Although the above sounds like something out of a movie, it happened in real life and is well documented in various literary works. To understand what happened we have to go back to that time, where medicine was incipient and the functioning of the human body was taboo. Many of the cures were related to the magical or the esoteric. The remedies were those suggested through popular culture, based on legends or fantastic conjectures.
The cure with music became so popular that a new type of musical composition was created, called tarantella and there were bands of musicians who were dedicated to playing tarantella from town to town with the aim of curing the sick.
In a work published in 1835 it is told:
It was common in the early seventeenth century for entire bands of musicians to travel through Italy, during the summer months, and… the cure for tarantism was undertaken on a grand scale. These sessions of music and dance were called \ ”the little carnival of women \” because the ladies saved money to reward the musicians who came to the villages, putting aside their household chores, to participate in these sick festivals . It is worth mentioning the case of a benevolent lady named Mita Lupa, who spent her entire fortune for this purpose.

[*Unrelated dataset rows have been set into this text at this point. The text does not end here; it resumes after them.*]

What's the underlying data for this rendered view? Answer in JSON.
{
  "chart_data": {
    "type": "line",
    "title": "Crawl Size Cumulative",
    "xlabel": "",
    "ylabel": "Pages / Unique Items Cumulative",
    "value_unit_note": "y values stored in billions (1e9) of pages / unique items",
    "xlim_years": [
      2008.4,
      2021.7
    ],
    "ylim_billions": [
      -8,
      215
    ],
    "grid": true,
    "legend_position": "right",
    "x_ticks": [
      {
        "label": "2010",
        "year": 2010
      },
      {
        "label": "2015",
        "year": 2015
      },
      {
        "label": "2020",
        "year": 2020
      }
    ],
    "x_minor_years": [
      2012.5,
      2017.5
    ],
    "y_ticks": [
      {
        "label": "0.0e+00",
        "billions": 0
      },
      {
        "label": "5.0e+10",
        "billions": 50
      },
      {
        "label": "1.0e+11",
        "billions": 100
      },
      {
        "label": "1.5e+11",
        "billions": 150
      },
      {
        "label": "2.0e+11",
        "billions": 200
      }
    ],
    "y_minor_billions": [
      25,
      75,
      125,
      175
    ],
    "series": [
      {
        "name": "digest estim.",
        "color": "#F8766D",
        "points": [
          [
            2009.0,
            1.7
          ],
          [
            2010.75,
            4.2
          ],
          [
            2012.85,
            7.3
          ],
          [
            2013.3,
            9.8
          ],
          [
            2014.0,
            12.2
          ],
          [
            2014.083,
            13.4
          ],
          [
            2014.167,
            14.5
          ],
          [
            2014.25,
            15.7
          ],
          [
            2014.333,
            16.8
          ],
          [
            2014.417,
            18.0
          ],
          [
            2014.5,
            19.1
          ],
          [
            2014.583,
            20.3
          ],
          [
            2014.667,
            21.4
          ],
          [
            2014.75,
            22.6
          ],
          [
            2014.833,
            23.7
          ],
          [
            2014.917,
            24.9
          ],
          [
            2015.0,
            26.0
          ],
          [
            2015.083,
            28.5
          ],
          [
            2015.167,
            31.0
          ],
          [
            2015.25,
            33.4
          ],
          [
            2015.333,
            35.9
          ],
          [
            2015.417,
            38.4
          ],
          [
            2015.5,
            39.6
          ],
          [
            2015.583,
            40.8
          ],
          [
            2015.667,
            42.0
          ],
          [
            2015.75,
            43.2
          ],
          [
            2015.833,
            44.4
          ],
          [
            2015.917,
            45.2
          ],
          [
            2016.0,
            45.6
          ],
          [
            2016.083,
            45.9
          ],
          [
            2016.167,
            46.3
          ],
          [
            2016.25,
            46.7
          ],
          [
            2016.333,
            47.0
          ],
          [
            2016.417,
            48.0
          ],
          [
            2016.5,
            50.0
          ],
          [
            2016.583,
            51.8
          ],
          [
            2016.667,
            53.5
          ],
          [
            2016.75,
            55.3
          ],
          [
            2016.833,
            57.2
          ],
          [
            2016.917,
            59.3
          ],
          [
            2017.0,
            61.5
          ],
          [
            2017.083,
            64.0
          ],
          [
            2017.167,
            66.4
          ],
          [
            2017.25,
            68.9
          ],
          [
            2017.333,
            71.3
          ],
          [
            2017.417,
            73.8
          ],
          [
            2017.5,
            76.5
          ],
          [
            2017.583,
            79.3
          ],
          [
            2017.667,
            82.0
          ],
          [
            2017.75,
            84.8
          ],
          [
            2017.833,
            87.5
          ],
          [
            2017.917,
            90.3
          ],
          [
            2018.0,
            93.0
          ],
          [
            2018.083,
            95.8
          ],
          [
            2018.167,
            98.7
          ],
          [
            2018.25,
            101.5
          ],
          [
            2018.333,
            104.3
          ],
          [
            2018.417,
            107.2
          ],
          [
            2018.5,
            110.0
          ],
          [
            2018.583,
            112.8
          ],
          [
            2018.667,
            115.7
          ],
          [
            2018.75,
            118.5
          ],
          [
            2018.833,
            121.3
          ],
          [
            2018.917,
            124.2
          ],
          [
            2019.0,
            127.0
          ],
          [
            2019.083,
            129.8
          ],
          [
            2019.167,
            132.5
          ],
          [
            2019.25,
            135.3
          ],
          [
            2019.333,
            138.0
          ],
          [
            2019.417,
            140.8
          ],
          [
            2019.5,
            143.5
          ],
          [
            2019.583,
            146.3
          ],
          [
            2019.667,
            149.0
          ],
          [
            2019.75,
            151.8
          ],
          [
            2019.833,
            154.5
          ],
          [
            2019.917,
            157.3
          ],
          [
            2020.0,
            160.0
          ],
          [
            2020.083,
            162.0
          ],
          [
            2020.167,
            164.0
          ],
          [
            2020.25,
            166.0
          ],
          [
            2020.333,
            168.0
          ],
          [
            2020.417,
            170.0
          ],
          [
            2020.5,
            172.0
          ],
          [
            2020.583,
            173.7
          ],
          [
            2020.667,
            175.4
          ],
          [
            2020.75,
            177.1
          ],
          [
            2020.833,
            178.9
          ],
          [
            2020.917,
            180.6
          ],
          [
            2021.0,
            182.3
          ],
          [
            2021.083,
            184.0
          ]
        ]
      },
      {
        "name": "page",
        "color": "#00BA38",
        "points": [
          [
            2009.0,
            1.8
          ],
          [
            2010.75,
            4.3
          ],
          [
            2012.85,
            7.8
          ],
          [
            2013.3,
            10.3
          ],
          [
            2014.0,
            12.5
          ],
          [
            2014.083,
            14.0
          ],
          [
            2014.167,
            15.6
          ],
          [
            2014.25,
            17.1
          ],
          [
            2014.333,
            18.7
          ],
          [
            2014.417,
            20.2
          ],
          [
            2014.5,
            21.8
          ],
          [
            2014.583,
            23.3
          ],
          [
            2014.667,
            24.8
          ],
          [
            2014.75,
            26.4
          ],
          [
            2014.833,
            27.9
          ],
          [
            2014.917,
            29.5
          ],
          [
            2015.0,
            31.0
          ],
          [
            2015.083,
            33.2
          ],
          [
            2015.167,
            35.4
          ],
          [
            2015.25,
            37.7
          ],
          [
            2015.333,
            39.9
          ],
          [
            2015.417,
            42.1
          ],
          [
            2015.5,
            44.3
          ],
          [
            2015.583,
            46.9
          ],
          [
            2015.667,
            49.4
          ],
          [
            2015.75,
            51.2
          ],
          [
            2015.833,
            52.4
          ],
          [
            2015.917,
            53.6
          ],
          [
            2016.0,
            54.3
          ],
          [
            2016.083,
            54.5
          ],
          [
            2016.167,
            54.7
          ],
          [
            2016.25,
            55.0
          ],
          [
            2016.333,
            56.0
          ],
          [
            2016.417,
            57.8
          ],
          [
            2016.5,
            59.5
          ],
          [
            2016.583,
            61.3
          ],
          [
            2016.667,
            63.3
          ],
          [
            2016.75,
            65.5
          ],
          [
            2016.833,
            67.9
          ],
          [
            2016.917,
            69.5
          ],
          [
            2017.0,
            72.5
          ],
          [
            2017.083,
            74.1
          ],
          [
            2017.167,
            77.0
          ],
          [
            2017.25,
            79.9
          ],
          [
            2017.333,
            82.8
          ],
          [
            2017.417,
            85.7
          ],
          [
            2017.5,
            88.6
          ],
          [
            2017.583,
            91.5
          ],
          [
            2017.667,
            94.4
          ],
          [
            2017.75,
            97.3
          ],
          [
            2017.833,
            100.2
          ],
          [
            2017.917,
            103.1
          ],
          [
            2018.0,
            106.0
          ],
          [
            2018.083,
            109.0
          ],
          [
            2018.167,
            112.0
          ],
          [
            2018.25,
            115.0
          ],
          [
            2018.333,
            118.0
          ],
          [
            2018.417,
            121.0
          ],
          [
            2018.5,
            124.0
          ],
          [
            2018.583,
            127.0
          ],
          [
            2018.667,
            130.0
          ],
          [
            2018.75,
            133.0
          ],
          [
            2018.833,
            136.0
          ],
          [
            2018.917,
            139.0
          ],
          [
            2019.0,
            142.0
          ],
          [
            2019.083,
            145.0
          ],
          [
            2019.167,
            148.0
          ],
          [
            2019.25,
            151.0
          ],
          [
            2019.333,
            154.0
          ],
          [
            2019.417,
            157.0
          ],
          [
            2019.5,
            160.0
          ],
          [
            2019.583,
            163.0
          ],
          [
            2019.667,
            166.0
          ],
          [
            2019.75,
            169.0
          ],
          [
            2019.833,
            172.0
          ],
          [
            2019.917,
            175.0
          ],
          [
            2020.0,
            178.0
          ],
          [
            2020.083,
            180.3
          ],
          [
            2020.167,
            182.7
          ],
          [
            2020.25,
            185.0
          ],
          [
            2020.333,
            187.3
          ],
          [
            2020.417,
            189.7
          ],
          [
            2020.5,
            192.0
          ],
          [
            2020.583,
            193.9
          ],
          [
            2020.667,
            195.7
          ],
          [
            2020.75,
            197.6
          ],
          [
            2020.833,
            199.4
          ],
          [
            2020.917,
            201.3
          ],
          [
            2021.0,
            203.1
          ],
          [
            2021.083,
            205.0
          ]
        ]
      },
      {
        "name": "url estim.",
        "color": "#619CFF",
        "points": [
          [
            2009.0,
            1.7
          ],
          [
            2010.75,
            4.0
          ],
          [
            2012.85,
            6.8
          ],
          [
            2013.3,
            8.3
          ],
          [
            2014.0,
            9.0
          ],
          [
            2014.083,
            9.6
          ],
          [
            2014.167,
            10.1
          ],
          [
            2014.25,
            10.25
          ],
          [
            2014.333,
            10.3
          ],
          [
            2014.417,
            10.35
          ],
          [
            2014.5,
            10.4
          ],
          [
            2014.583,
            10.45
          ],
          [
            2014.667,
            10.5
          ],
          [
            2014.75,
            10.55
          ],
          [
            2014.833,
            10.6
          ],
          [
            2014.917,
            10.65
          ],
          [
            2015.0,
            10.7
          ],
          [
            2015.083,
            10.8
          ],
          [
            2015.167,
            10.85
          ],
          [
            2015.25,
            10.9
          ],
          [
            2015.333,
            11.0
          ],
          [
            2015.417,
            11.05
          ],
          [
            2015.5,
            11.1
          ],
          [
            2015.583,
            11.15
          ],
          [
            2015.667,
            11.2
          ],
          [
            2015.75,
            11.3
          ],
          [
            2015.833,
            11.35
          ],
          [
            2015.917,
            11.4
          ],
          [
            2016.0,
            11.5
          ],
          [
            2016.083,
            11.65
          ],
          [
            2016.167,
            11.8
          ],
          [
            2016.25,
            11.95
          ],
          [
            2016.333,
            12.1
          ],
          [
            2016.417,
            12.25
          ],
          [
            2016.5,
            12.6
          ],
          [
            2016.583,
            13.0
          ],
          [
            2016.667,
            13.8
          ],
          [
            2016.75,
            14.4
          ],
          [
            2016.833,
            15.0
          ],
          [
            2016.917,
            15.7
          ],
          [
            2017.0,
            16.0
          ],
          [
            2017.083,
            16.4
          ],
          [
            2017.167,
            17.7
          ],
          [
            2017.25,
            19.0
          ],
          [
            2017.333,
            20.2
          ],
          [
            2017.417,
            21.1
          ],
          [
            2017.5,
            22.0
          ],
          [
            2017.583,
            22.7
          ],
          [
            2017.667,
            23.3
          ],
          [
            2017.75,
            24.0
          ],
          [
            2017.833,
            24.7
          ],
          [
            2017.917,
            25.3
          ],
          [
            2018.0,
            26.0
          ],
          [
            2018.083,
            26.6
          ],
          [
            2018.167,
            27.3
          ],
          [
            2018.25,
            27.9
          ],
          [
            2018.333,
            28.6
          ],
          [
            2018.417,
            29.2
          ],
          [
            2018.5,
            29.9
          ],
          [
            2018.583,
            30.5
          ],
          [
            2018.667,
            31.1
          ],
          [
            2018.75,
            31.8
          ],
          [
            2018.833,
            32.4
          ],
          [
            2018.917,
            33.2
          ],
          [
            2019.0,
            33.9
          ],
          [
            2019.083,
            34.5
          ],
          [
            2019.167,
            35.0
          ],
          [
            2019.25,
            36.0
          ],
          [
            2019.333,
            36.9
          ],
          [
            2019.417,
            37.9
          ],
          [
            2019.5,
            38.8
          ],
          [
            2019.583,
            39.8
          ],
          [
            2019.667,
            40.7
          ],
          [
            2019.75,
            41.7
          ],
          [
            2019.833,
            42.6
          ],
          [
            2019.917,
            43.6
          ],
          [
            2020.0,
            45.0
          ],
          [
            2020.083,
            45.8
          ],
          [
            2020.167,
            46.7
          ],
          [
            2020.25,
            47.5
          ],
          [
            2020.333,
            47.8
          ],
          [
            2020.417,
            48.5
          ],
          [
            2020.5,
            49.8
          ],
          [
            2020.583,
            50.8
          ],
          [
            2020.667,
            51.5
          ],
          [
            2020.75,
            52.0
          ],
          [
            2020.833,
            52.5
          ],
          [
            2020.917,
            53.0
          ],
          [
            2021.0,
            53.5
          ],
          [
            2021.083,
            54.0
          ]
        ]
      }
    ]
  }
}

Tarantella became so popular that this genre became part of Italian folklore and continues to be so to this day. The tarantella accelerates its rhythm \ "in crescendo\ ”, Making you have to dance faster and faster. For those music fans I have preferred to copy here some old scores found in an old work called El Tarantismo Observed in Spain, 1787, by El Cid Francisco Javier. QWho knows and some of the readers can relive the sound of this tarantula dance.
I will only tell one more case that is particularly curious.
A famous outbreak of Tarantism in 1237 particularly affected children. To "vary", some musicians came to their aid, with the peculiarity that the children danced and ran in such a way that they came to travel the 20 kilometers that separated the towns of Erfurt and Arnstadt (in central Germany). This event occurred at the same time as the legend of the Pied Piper of Hamelin. Many believe that the two stories are related and that the famous flute player was actually leading a multitude of children on their healing journey.
Outbreaks of tarantism suddenly disappeared in Europe, shrouded in the same mystery with which they arrived. The \ ”disease \” took different names through the centuries, such as Baile de San Vito or Baile de San Johns. Many speculate about the real causes, ranging from mushroom poisoning, social psychological phenomena such as mass hysteria, to its relationship with neurological disorders such as Huntington's disease. The truth is that their presence was impregnated to this day in the form of art, stories, music and traditions.